Quand une délégation de fières représentantes de la diaspora malienne à Villiers-le-Bel vient la trouver, la généreuse Madame Bâ n’hésite pas longtemps à répondre à l’appel : un destin historique, ça ne se refuse pas. Aux mains des djihadistes, son pays déchiré la réclame. Elle embarque son petit-fils dans l’aventure, pour lui servir de secrétaire-griot particulier et tenir la chronique de leur voyage. Dix ans après, Erik Orsenna reprend le personnage romanesque de la formidable « Grande Royale » de Bamako exilée en France. Cette fois, l’écrivain (Madame Bâ, NB juin 2003) la renvoie avec les honneurs dans son pays pour être le témoin éclairé, presque officiel, des événements tragiques qui s’y déroulent.
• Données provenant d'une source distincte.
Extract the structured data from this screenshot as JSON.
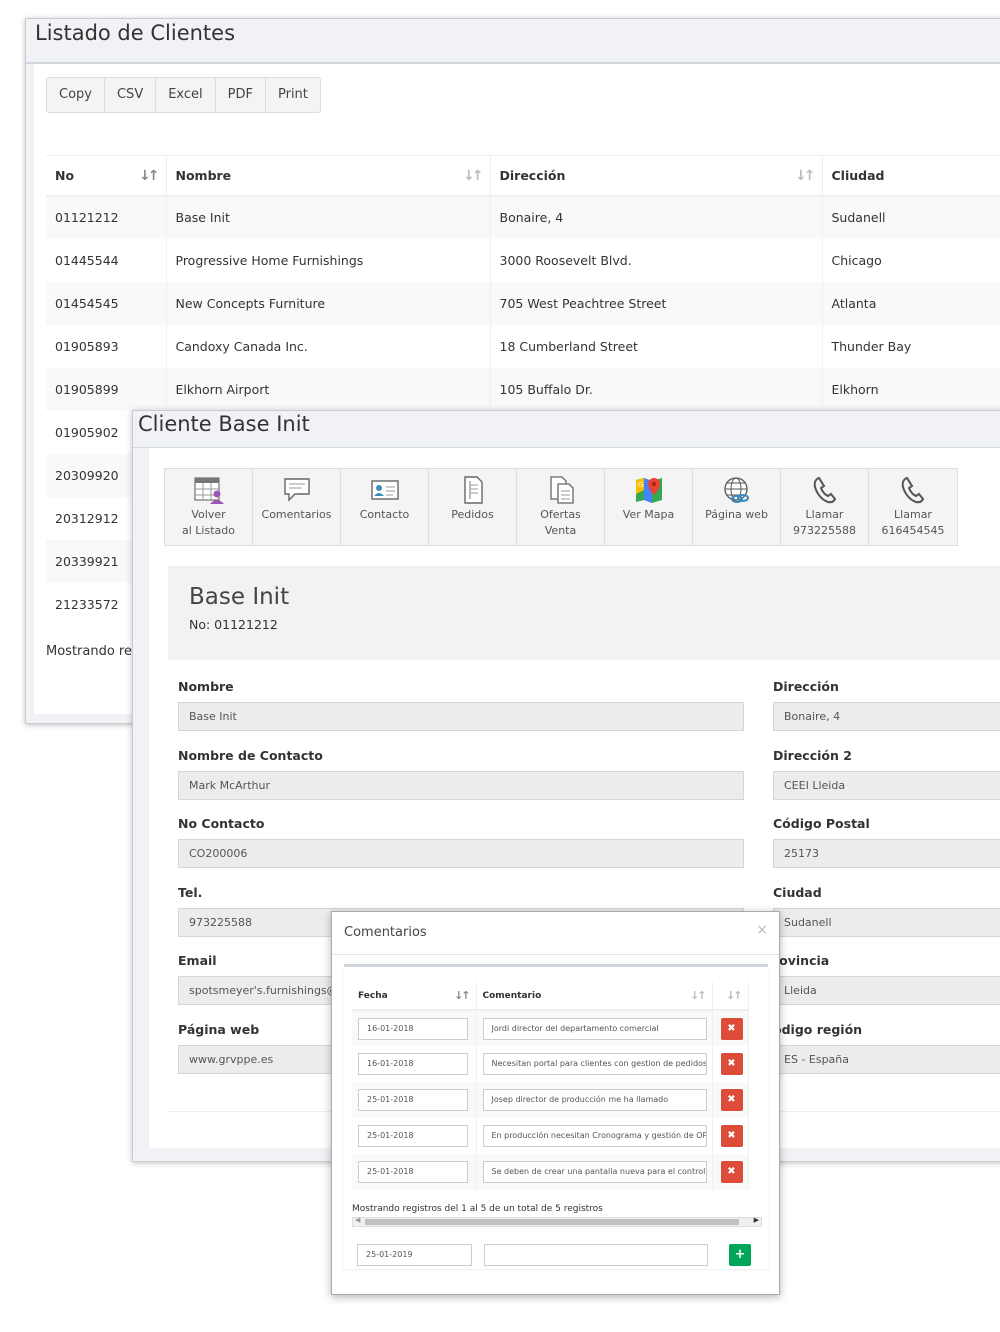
{
  "list_window": {
    "title": "Listado de Clientes",
    "export_buttons": [
      "Copy",
      "CSV",
      "Excel",
      "PDF",
      "Print"
    ],
    "columns": [
      "No",
      "Nombre",
      "Dirección",
      "Cliudad"
    ],
    "rows": [
      [
        "01121212",
        "Base Init",
        "Bonaire, 4",
        "Sudanell"
      ],
      [
        "01445544",
        "Progressive Home Furnishings",
        "3000 Roosevelt Blvd.",
        "Chicago"
      ],
      [
        "01454545",
        "New Concepts Furniture",
        "705 West Peachtree Street",
        "Atlanta"
      ],
      [
        "01905893",
        "Candoxy Canada Inc.",
        "18 Cumberland Street",
        "Thunder Bay"
      ],
      [
        "01905899",
        "Elkhorn Airport",
        "105 Buffalo Dr.",
        "Elkhorn"
      ],
      [
        "01905902",
        "",
        "",
        ""
      ],
      [
        "20309920",
        "",
        "",
        ""
      ],
      [
        "20312912",
        "",
        "",
        ""
      ],
      [
        "20339921",
        "",
        "",
        ""
      ],
      [
        "21233572",
        "",
        "",
        ""
      ]
    ],
    "showing": "Mostrando reg"
  },
  "detail_window": {
    "title": "Cliente Base Init",
    "toolbar": [
      {
        "icon": "list-person-icon",
        "line1": "Volver",
        "line2": "al Listado"
      },
      {
        "icon": "chat-bubble-icon",
        "line1": "Comentarios",
        "line2": ""
      },
      {
        "icon": "contact-card-icon",
        "line1": "Contacto",
        "line2": ""
      },
      {
        "icon": "document-icon",
        "line1": "Pedidos",
        "line2": ""
      },
      {
        "icon": "documents-icon",
        "line1": "Ofertas",
        "line2": "Venta"
      },
      {
        "icon": "map-pin-icon",
        "line1": "Ver Mapa",
        "line2": ""
      },
      {
        "icon": "globe-link-icon",
        "line1": "Página web",
        "line2": ""
      },
      {
        "icon": "phone-icon",
        "line1": "Llamar",
        "line2": "973225588"
      },
      {
        "icon": "phone-icon",
        "line1": "Llamar",
        "line2": "616454545"
      }
    ],
    "header_name": "Base Init",
    "header_no": "No: 01121212",
    "left_fields": [
      {
        "label": "Nombre",
        "value": "Base Init"
      },
      {
        "label": "Nombre de Contacto",
        "value": "Mark McArthur"
      },
      {
        "label": "No Contacto",
        "value": "CO200006"
      },
      {
        "label": "Tel.",
        "value": "973225588"
      },
      {
        "label": "Email",
        "value": "spotsmeyer's.furnishings@cr"
      },
      {
        "label": "Página web",
        "value": "www.grvppe.es"
      }
    ],
    "right_fields": [
      {
        "label": "Dirección",
        "value": "Bonaire, 4"
      },
      {
        "label": "Dirección 2",
        "value": "CEEI Lleida"
      },
      {
        "label": "Código Postal",
        "value": "25173"
      },
      {
        "label": "Ciudad",
        "value": "Sudanell"
      },
      {
        "label": "rovincia",
        "value": "Lleida"
      },
      {
        "label": "ódigo región",
        "value": "ES - España"
      }
    ]
  },
  "comments_modal": {
    "title": "Comentarios",
    "close": "×",
    "columns": [
      "Fecha",
      "Comentario",
      ""
    ],
    "rows": [
      {
        "date": "16-01-2018",
        "text": "Jordi director del departamento comercial"
      },
      {
        "date": "16-01-2018",
        "text": "Necesitan portal para clientes con gestion de pedidos y c"
      },
      {
        "date": "25-01-2018",
        "text": "Josep director de producción me ha llamado"
      },
      {
        "date": "25-01-2018",
        "text": "En producción necesitan Cronograma y gestión de OP"
      },
      {
        "date": "25-01-2018",
        "text": "Se deben de crear una pantalla nueva para el control de"
      }
    ],
    "delete_symbol": "✖",
    "showing": "Mostrando registros del 1 al 5 de un total de 5 registros",
    "new_date": "25-01-2019",
    "new_comment": "",
    "add_symbol": "+"
  },
  "colors": {
    "danger": "#dd4b39",
    "success": "#00a65a",
    "border": "#d2d6de"
  }
}
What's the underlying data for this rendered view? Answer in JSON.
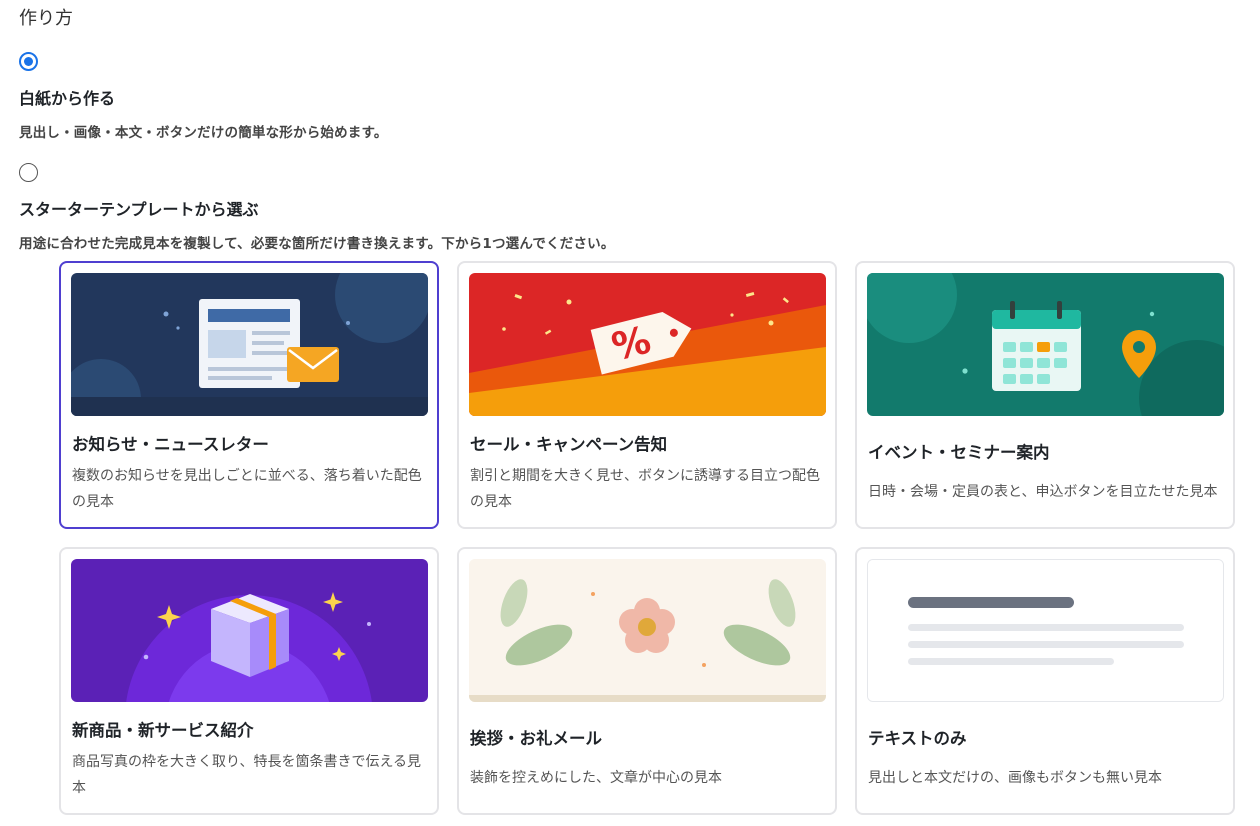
{
  "section": {
    "heading": "作り方"
  },
  "options": [
    {
      "title": "白紙から作る",
      "description": "見出し・画像・本文・ボタンだけの簡単な形から始めます。",
      "selected": true
    },
    {
      "title": "スターターテンプレートから選ぶ",
      "description": "用途に合わせた完成見本を複製して、必要な箇所だけ書き換えます。下から1つ選んでください。",
      "selected": false
    }
  ],
  "templates": [
    {
      "title": "お知らせ・ニュースレター",
      "description": "複数のお知らせを見出しごとに並べる、落ち着いた配色の見本",
      "icon": "newsletter-envelope-icon",
      "selected": true
    },
    {
      "title": "セール・キャンペーン告知",
      "description": "割引と期間を大きく見せ、ボタンに誘導する目立つ配色の見本",
      "icon": "percent-tag-icon",
      "selected": false
    },
    {
      "title": "イベント・セミナー案内",
      "description": "日時・会場・定員の表と、申込ボタンを目立たせた見本",
      "icon": "calendar-pin-icon",
      "selected": false
    },
    {
      "title": "新商品・新サービス紹介",
      "description": "商品写真の枠を大きく取り、特長を箇条書きで伝える見本",
      "icon": "product-box-icon",
      "selected": false
    },
    {
      "title": "挨拶・お礼メール",
      "description": "装飾を控えめにした、文章が中心の見本",
      "icon": "flower-leaves-icon",
      "selected": false
    },
    {
      "title": "テキストのみ",
      "description": "見出しと本文だけの、画像もボタンも無い見本",
      "icon": "text-lines-icon",
      "selected": false
    }
  ],
  "colors": {
    "accent": "#1a73e8",
    "selected_border": "#4f3fd0",
    "card_border": "#e4e4e7"
  }
}
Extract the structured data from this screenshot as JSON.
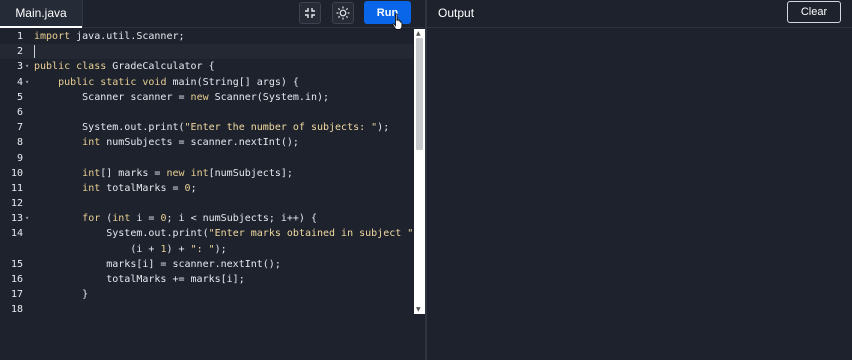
{
  "editor": {
    "file_tab": "Main.java",
    "minimize_icon": "minimize-icon",
    "theme_icon": "sun-icon",
    "run_label": "Run",
    "lines": [
      {
        "n": "1",
        "fold": false
      },
      {
        "n": "2",
        "fold": false
      },
      {
        "n": "3",
        "fold": true
      },
      {
        "n": "4",
        "fold": true
      },
      {
        "n": "5",
        "fold": false
      },
      {
        "n": "6",
        "fold": false
      },
      {
        "n": "7",
        "fold": false
      },
      {
        "n": "8",
        "fold": false
      },
      {
        "n": "9",
        "fold": false
      },
      {
        "n": "10",
        "fold": false
      },
      {
        "n": "11",
        "fold": false
      },
      {
        "n": "12",
        "fold": false
      },
      {
        "n": "13",
        "fold": true
      },
      {
        "n": "14",
        "fold": false
      },
      {
        "n": "",
        "fold": false
      },
      {
        "n": "15",
        "fold": false
      },
      {
        "n": "16",
        "fold": false
      },
      {
        "n": "17",
        "fold": false
      },
      {
        "n": "18",
        "fold": false
      }
    ],
    "code": [
      [
        {
          "t": "import",
          "c": "kw"
        },
        {
          "t": " java.util.Scanner;",
          "c": ""
        }
      ],
      [],
      [
        {
          "t": "public class",
          "c": "kw"
        },
        {
          "t": " GradeCalculator {",
          "c": ""
        }
      ],
      [
        {
          "t": "    ",
          "c": ""
        },
        {
          "t": "public static void",
          "c": "kw"
        },
        {
          "t": " main(String[] args) {",
          "c": ""
        }
      ],
      [
        {
          "t": "        Scanner scanner = ",
          "c": ""
        },
        {
          "t": "new",
          "c": "kw"
        },
        {
          "t": " Scanner(System.in);",
          "c": ""
        }
      ],
      [],
      [
        {
          "t": "        System.out.print(",
          "c": ""
        },
        {
          "t": "\"Enter the number of subjects: \"",
          "c": "str"
        },
        {
          "t": ");",
          "c": ""
        }
      ],
      [
        {
          "t": "        ",
          "c": ""
        },
        {
          "t": "int",
          "c": "ty"
        },
        {
          "t": " numSubjects = scanner.nextInt();",
          "c": ""
        }
      ],
      [],
      [
        {
          "t": "        ",
          "c": ""
        },
        {
          "t": "int",
          "c": "ty"
        },
        {
          "t": "[] marks = ",
          "c": ""
        },
        {
          "t": "new",
          "c": "kw"
        },
        {
          "t": " ",
          "c": ""
        },
        {
          "t": "int",
          "c": "ty"
        },
        {
          "t": "[numSubjects];",
          "c": ""
        }
      ],
      [
        {
          "t": "        ",
          "c": ""
        },
        {
          "t": "int",
          "c": "ty"
        },
        {
          "t": " totalMarks = ",
          "c": ""
        },
        {
          "t": "0",
          "c": "num"
        },
        {
          "t": ";",
          "c": ""
        }
      ],
      [],
      [
        {
          "t": "        ",
          "c": ""
        },
        {
          "t": "for",
          "c": "kw"
        },
        {
          "t": " (",
          "c": ""
        },
        {
          "t": "int",
          "c": "ty"
        },
        {
          "t": " i = ",
          "c": ""
        },
        {
          "t": "0",
          "c": "num"
        },
        {
          "t": "; i < numSubjects; i++) {",
          "c": ""
        }
      ],
      [
        {
          "t": "            System.out.print(",
          "c": ""
        },
        {
          "t": "\"Enter marks obtained in subject \"",
          "c": "str"
        },
        {
          "t": " +",
          "c": ""
        }
      ],
      [
        {
          "t": "                (i + ",
          "c": ""
        },
        {
          "t": "1",
          "c": "num"
        },
        {
          "t": ") + ",
          "c": ""
        },
        {
          "t": "\": \"",
          "c": "str"
        },
        {
          "t": ");",
          "c": ""
        }
      ],
      [
        {
          "t": "            marks[i] = scanner.nextInt();",
          "c": ""
        }
      ],
      [
        {
          "t": "            totalMarks += marks[i];",
          "c": ""
        }
      ],
      [
        {
          "t": "        }",
          "c": ""
        }
      ],
      []
    ]
  },
  "output": {
    "title": "Output",
    "clear_label": "Clear"
  }
}
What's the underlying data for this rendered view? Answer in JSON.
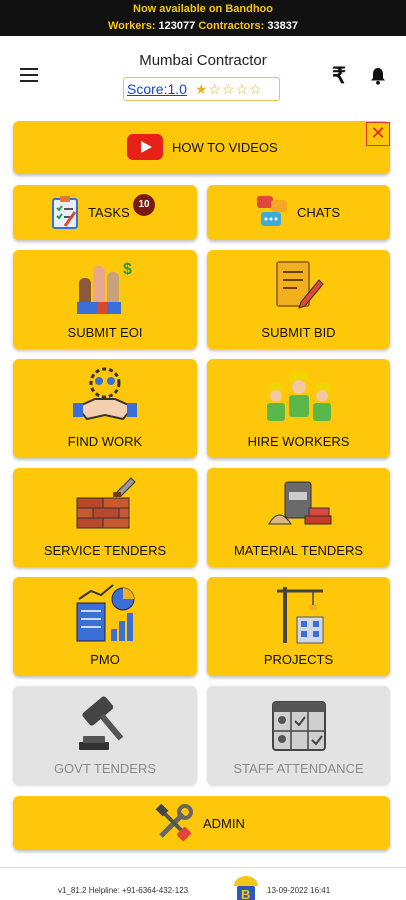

Le ton gentiment farce, l’ironie légère et l’insolence roborative de ce roman picaresque ne font jamais oublier la gravité du sujet et de ses nombreuses incidences : malheur et grandeur de la femme africaine, tsunami démographique, montée des fanatismes, victoire de l’ignorance sur la sagesse et la culture. L’auteur s’amuse et amuse. En pédagogue rusé, il transmet sa passion et sa grande connaissance de la géopolitique africaine. On lui pardonne quelques infimes coquetteries, rodomontades et digressions car ce sont celles de sa superbe héroïne donquichottesque.